At some point over the last six months the idea of revamping my original novel to fit under the umbrella of Christian Fiction occurred to me. It is a novel steeped in personal lessons and it traces the rebuilding of a broken relationship. For so long I struggled with what my novel was missing in its ending. And one day while praying about the project it dawned on me. My story lacked Jesus.

It’s hard to tell the story of forgiveness and compassion without undertones of Jesus’ saving grace. I’ve been at it for years, but the resolution never sat well with me. It seemed unfinished and in need of some divine intervention (literally.)

I voiced this idea to my husband. The only problem: my experience is really only with literary/young adult fiction. I have no idea how to write a Christian Fiction novel.

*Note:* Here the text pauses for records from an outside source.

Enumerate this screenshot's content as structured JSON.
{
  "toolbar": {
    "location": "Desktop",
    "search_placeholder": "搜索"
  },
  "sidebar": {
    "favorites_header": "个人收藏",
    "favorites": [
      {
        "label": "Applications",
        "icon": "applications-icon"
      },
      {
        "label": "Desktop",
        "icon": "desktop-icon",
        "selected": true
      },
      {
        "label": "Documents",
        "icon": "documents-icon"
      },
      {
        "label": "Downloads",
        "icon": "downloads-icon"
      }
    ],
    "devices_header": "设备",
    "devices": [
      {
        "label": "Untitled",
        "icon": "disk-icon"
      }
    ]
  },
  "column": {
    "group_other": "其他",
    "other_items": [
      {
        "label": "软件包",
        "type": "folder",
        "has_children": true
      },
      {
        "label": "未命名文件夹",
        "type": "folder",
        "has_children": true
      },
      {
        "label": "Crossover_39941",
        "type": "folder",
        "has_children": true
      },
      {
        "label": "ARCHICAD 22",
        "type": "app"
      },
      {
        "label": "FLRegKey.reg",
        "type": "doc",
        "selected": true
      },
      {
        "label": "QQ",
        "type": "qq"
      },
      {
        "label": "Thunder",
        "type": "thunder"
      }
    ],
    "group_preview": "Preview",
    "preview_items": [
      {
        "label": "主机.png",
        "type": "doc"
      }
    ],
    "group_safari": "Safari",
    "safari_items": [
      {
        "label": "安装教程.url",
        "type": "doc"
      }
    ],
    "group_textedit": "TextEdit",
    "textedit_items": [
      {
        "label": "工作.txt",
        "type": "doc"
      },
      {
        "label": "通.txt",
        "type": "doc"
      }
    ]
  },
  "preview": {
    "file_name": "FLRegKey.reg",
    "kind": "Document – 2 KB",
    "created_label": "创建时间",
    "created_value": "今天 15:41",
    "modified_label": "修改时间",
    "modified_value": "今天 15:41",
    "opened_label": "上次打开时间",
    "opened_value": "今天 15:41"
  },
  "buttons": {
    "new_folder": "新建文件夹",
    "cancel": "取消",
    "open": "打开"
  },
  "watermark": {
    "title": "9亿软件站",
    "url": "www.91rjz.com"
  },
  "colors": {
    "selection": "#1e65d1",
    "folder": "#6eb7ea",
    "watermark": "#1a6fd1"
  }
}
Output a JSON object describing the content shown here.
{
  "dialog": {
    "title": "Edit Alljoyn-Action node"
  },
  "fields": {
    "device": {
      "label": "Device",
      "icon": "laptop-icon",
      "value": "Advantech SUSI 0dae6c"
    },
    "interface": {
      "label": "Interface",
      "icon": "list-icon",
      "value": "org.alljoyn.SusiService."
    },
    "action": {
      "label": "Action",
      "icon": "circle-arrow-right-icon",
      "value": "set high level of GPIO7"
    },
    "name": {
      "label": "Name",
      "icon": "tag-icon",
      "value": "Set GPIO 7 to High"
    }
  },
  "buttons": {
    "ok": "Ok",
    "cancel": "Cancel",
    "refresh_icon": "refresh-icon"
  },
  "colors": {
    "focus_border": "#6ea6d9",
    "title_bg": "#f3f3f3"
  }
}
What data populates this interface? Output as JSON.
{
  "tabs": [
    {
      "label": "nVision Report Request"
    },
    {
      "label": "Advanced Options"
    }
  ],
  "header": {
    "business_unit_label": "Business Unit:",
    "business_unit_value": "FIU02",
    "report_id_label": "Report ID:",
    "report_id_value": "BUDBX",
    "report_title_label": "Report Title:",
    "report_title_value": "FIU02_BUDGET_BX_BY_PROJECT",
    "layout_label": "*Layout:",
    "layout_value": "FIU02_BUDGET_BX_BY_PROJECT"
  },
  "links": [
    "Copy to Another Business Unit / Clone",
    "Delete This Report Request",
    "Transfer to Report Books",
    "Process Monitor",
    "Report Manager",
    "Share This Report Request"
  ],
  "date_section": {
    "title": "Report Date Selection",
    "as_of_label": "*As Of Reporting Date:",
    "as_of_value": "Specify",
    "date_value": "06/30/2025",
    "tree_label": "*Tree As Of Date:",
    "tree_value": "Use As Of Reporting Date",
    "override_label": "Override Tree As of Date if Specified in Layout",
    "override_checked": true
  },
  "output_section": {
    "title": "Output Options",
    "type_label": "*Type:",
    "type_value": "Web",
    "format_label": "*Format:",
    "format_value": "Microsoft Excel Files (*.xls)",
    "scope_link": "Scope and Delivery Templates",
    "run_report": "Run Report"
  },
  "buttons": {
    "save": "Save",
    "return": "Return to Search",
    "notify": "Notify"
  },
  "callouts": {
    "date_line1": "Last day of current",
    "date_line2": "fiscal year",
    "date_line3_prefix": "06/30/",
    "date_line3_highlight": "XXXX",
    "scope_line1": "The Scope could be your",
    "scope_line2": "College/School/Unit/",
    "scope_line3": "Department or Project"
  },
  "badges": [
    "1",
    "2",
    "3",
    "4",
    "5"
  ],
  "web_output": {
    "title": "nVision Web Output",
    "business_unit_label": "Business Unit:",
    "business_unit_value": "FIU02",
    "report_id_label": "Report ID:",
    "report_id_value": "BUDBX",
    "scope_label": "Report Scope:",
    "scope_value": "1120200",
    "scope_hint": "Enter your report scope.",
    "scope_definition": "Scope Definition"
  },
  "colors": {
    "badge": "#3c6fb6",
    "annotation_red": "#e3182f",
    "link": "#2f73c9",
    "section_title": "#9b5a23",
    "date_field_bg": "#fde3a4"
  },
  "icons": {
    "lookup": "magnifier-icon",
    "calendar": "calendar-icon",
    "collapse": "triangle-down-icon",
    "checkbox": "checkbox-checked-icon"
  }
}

I should have guessed it, but I was absolutely surprised to find the book The Art and Craft of Writing Christian Fiction by Jeff Gerke under the Christmas tree. My husband is a huge supporter of my writing and wanted to provide me the tools to finish this book according to the calling I had heard. Last year I read The Irresistible Novel by Jeff Gerke, which was a fantastic book that really helped me shape my voice as an author. I had a chance to speak with Gerke via email and to give away a copy of that book on my blog.

I’m so excited to make a shift in my Saturday morning series to this new book. Over the next twenty seven(ish) weeks I will be taking a look at Christian Fiction and how to glorify God in my novel. As I usually do on Saturday mornings, I will read two chapters a week and highlight major ideas or lessons from those chapters as they apply to me.

Let’s jump right in to the first two chapters-


An (Accepting) Audience of One

Right from the start, Gerke addresses motivation. He cuts straight to the point of what motivates us to write. Do we write for attention? For approval? For our glory?

Or do we sit down and pen a story in order to glorify God?

If your purpose in writing is anything other than to give God glory then you are writing for the wrong reasons. As a Christian writer, you already have the attention and approval of God. There is no need to chase that from readers.

Be sure that when you sit down to write you remember that the story is God’s and your motivation is to bring Him the glory.

Examine Your Desire to Be Published

“Contentment is found only in Jesus Christ-whether you ever get published or not.” (Gerke 14)

The enemy to a full, delighted Christian experience is discontentment. If you find yourself feeling like the only thing that will make you happy or whole is to be a published writer then you have traded the contentment that God has given you.

If you are looking for anything other than God to make you feel like you “have it all” then there is greed that needs to be dealt with.

With God as a our writing mentor there is no need to want for anything else. Yes, it is a great goal to be published, but to wrestle with discontentment in the absence of a publishing contract is counter to God’s will for our lives. Making publishing the object of our happiness is not what God intends for us.

We write to please God and to give Him glory.

This is a lesson I need to learn. I’ve been sitting on several stories and novels-in-progress. In the past, I’ve let fear and a need to please be the drive behind my stories. I worked hard because I wanted people to think I was worth something. “Surely, if I could get a book published with my name on it then I will be happy,” was a lie I told myself. It wasn’t until I heard the subtle call to write my story for God’s glory that I started to see the endings come together and the discontentment dissolve.

What is your motivation in writing? Are you content with or without publishing contracts and agents?